これだけの病状なのにこんなのは障害じゃないと指定医に紹介もしてもらえずにドクハラの医師により制度の谷間に落とされた。指定医にやっとたどり着けてもこの病状が認められず右足の麻痺のみしか障害にならなかった。

 

障害者と健常者の狭間では介護がちゃんと受けられずきつかったので障害者として生きるために頑張ったのに私の身体障害者手帳は4級である。

そもそも身体障害者手帳を取得するには、

手帳の診断書を書ける医師が都道府県知事から指定された指定医のみという決まりになっています。精神障害者手帳と違いものすごく曖昧でややこしいのです。自分の住んでいる県や府など都道府県のホームページに書いていなければ県庁府庁などにお問い合わせください。

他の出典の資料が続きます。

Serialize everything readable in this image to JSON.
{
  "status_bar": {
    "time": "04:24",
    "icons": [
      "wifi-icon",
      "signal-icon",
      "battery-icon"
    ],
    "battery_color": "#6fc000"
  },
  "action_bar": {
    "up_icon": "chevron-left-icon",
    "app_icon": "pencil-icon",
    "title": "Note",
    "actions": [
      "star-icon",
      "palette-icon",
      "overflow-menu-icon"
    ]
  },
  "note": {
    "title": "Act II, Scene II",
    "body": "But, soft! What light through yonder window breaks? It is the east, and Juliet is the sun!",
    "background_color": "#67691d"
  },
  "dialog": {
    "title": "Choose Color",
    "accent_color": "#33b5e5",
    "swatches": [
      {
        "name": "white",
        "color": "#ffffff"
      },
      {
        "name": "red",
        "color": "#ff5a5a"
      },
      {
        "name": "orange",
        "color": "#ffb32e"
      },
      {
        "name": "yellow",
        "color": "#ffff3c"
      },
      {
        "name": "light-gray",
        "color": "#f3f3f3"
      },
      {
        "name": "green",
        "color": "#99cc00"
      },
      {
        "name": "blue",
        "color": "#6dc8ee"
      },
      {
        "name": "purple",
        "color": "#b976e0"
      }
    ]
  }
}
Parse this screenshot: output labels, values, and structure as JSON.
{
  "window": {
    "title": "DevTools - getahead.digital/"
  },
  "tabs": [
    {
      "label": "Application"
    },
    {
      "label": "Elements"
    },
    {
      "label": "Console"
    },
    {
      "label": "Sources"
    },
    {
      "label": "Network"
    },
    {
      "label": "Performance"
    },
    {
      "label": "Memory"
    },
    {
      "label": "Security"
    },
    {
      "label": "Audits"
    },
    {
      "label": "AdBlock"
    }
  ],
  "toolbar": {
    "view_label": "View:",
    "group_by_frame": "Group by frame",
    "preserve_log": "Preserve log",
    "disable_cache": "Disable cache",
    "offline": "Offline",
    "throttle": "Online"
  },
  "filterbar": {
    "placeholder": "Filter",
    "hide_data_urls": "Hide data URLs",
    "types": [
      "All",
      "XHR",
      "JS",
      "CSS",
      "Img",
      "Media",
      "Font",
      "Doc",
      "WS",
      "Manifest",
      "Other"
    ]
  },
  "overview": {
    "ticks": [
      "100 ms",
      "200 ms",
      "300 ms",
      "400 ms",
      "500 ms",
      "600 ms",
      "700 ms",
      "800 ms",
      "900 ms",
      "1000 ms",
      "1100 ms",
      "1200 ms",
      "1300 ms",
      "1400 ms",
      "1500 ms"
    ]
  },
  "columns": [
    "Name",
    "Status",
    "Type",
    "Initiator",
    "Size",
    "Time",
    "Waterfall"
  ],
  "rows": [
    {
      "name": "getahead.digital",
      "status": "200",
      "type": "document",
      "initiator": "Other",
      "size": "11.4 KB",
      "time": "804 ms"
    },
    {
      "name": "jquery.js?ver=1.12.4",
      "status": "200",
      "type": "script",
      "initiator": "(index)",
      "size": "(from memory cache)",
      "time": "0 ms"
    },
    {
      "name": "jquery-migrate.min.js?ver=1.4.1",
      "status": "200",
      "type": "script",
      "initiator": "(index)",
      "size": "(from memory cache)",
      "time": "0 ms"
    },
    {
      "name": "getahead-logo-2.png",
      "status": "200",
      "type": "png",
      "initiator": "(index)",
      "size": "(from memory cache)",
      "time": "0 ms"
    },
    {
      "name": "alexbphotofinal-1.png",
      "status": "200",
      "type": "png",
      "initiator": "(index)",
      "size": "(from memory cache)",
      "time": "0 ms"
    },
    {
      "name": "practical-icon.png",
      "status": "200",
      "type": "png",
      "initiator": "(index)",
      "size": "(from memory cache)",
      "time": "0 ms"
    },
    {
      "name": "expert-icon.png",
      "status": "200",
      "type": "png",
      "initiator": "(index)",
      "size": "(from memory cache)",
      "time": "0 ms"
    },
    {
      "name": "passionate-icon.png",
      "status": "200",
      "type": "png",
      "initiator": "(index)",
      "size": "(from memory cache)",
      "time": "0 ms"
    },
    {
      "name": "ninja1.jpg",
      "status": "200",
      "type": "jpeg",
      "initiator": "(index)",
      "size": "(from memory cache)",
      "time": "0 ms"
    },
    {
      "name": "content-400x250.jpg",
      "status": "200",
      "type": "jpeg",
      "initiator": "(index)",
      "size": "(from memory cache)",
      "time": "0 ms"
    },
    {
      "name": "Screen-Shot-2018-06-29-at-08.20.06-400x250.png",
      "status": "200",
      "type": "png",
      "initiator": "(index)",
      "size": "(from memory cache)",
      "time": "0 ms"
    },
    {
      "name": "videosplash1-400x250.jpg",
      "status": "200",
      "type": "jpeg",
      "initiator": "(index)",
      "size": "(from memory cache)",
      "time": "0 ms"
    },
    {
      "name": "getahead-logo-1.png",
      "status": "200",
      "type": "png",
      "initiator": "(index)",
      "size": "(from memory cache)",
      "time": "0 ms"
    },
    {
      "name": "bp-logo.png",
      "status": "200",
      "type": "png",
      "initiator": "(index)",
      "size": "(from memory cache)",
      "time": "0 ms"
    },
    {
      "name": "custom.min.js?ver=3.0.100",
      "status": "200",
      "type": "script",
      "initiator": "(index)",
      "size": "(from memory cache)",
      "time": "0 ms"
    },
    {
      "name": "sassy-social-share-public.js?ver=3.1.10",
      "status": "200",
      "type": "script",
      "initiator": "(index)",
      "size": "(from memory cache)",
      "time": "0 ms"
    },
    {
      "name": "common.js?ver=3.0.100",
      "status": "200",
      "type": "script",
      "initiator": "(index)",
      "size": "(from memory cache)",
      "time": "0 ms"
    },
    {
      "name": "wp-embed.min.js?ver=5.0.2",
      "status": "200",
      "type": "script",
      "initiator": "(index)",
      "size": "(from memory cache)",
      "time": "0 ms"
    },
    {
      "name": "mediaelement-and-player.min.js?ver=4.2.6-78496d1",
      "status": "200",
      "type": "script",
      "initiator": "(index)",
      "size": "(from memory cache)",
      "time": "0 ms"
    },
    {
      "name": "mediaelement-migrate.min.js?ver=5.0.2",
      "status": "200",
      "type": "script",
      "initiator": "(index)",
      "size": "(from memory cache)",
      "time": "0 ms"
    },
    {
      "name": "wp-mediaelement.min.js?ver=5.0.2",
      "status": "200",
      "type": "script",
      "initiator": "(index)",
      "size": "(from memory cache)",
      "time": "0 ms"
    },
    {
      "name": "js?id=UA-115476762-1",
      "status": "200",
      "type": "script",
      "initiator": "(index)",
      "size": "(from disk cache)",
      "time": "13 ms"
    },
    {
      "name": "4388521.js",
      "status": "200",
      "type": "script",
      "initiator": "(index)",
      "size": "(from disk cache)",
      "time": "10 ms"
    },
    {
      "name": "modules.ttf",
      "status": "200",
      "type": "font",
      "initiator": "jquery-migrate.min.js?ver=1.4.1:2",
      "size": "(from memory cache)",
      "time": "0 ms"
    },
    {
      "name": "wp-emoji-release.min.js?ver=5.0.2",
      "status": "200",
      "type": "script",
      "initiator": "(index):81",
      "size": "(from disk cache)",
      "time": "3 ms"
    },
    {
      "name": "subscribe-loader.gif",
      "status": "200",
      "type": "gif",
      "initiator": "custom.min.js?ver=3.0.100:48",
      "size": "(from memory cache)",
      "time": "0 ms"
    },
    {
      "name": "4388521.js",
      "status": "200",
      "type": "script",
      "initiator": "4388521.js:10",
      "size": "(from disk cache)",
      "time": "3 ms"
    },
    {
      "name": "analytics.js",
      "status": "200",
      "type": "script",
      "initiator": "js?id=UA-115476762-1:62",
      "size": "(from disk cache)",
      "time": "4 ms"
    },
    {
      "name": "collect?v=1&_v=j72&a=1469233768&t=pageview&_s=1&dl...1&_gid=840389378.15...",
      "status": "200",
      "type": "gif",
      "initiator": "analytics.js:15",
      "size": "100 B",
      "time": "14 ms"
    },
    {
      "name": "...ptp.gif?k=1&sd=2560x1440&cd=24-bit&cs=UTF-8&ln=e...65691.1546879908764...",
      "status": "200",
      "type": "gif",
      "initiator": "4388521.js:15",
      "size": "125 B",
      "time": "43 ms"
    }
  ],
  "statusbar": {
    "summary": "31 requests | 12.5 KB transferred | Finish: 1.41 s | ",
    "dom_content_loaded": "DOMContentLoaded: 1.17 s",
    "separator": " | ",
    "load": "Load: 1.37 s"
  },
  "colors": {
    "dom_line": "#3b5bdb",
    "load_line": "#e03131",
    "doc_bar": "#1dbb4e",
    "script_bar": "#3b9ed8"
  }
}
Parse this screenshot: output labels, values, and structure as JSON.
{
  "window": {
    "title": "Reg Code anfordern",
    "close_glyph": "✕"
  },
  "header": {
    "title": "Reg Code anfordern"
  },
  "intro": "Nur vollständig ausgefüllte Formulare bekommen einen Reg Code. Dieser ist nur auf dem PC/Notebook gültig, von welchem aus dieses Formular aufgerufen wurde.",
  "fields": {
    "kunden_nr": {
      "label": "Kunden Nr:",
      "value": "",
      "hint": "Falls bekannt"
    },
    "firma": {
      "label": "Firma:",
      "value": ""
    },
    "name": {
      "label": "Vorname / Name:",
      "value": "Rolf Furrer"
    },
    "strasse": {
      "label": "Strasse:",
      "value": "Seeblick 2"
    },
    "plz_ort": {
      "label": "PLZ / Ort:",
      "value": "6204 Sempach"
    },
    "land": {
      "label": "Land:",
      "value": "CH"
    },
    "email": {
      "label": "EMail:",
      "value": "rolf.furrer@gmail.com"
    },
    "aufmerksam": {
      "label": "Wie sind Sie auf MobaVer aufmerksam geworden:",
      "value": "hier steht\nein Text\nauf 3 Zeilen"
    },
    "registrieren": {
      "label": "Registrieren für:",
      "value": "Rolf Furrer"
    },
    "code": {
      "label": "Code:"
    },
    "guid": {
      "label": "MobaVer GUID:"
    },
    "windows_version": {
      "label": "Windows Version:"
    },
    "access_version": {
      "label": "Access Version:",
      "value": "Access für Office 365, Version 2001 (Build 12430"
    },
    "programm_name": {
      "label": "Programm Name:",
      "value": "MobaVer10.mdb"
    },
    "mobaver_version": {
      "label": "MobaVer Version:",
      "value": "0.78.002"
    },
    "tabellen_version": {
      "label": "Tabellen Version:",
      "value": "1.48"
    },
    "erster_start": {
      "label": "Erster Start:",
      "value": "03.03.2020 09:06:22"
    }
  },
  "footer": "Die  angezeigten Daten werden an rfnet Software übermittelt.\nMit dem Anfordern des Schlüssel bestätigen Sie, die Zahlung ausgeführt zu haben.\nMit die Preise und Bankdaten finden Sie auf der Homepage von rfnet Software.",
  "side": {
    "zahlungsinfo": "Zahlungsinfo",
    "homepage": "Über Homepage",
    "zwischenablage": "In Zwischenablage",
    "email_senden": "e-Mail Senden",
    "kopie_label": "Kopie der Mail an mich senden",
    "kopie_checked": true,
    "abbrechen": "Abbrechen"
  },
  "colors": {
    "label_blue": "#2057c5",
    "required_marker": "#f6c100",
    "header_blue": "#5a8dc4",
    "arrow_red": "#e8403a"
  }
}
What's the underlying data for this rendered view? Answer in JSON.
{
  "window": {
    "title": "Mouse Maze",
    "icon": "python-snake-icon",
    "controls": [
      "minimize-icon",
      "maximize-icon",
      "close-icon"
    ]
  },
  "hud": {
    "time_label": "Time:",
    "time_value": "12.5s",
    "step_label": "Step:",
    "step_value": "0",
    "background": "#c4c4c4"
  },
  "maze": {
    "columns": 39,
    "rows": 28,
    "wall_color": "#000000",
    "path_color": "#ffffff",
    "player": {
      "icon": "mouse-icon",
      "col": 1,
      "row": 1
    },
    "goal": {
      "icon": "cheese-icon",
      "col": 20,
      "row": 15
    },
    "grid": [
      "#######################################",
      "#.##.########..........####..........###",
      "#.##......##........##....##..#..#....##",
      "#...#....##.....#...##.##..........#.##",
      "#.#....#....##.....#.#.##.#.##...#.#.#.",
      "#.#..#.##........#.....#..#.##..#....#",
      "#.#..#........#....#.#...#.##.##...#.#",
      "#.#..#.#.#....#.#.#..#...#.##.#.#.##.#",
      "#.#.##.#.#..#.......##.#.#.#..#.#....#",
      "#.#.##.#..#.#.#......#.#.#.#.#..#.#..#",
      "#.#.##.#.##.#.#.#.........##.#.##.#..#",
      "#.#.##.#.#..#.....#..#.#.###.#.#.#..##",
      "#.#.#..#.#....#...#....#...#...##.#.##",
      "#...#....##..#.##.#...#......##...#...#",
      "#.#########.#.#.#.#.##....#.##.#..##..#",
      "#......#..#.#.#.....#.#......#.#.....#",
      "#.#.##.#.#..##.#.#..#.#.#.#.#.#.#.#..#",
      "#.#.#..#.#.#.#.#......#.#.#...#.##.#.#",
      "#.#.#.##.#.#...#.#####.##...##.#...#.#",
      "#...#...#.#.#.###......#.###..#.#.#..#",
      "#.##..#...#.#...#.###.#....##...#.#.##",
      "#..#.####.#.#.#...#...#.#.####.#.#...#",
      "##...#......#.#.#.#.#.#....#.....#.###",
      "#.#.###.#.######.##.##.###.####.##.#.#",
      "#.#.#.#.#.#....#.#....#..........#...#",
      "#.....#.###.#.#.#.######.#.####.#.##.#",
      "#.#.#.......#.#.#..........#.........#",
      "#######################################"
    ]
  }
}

大阪府ですと、指定医の検索が病院や市、条件で検索できるようになっています。
大阪府身体障害者手帳 指定医師検索システム

 

指定医にたどり着くにも一苦労、指定医にたどり着いてもその指定医の見解によってもまた手帳が取れないこともあり、手帳は取れたけど級が低いなど数々の問題がありますね。

では健常者と障害者の中間の人を救う制度は?

平成28年4月1日から施行された障害者差別解消法
障害がある人もない人も差別をなくしてみんなが生きやすくしようという制度で、ここでいう障害者とは手帳がない人も含まれるようです。内閣府 障害者差別解消法

↑内閣府の障害を理由とする差別の解消の推進のpdfより

 

自立支援医療…こちらも特定の条件に合わないと受けられませんが…私が狭間なのに介護を受けられたのはこの制度のおかげです。脳腫瘍からのてんかんに助けられました。

 

障害者総合支援法…332疾患の難病に認められた患者のみ、体調の変化によって身体障害者手帳は取得出来なくても、悪化すると障害がある場合に使える制度です。手帳なしで福祉サービスが受けられるということ。厚生労働省 障害者総合支援法の対象疾病(難病等)と内容

 

ここに病名があって、手帳が取れず助けてもらえない方は一度この制度を使ってみては??

↑厚生労働省の対象疾患pdfより


 

↑20個も病気があるのに私が認められたのはてんかんと右手の痙攣のみ。この制度でも助からず谷間に落ちる人もいる。
先天性肢端紅痛症(したんこうつうしょう)だって難病という定義に入っているのにここには認められていない。こういう人がまだまだいっぱいいると思うのでこの制度があるからと言って満足してはいけない。

希少難病にとってはまだまだ長い闘いになりそうです。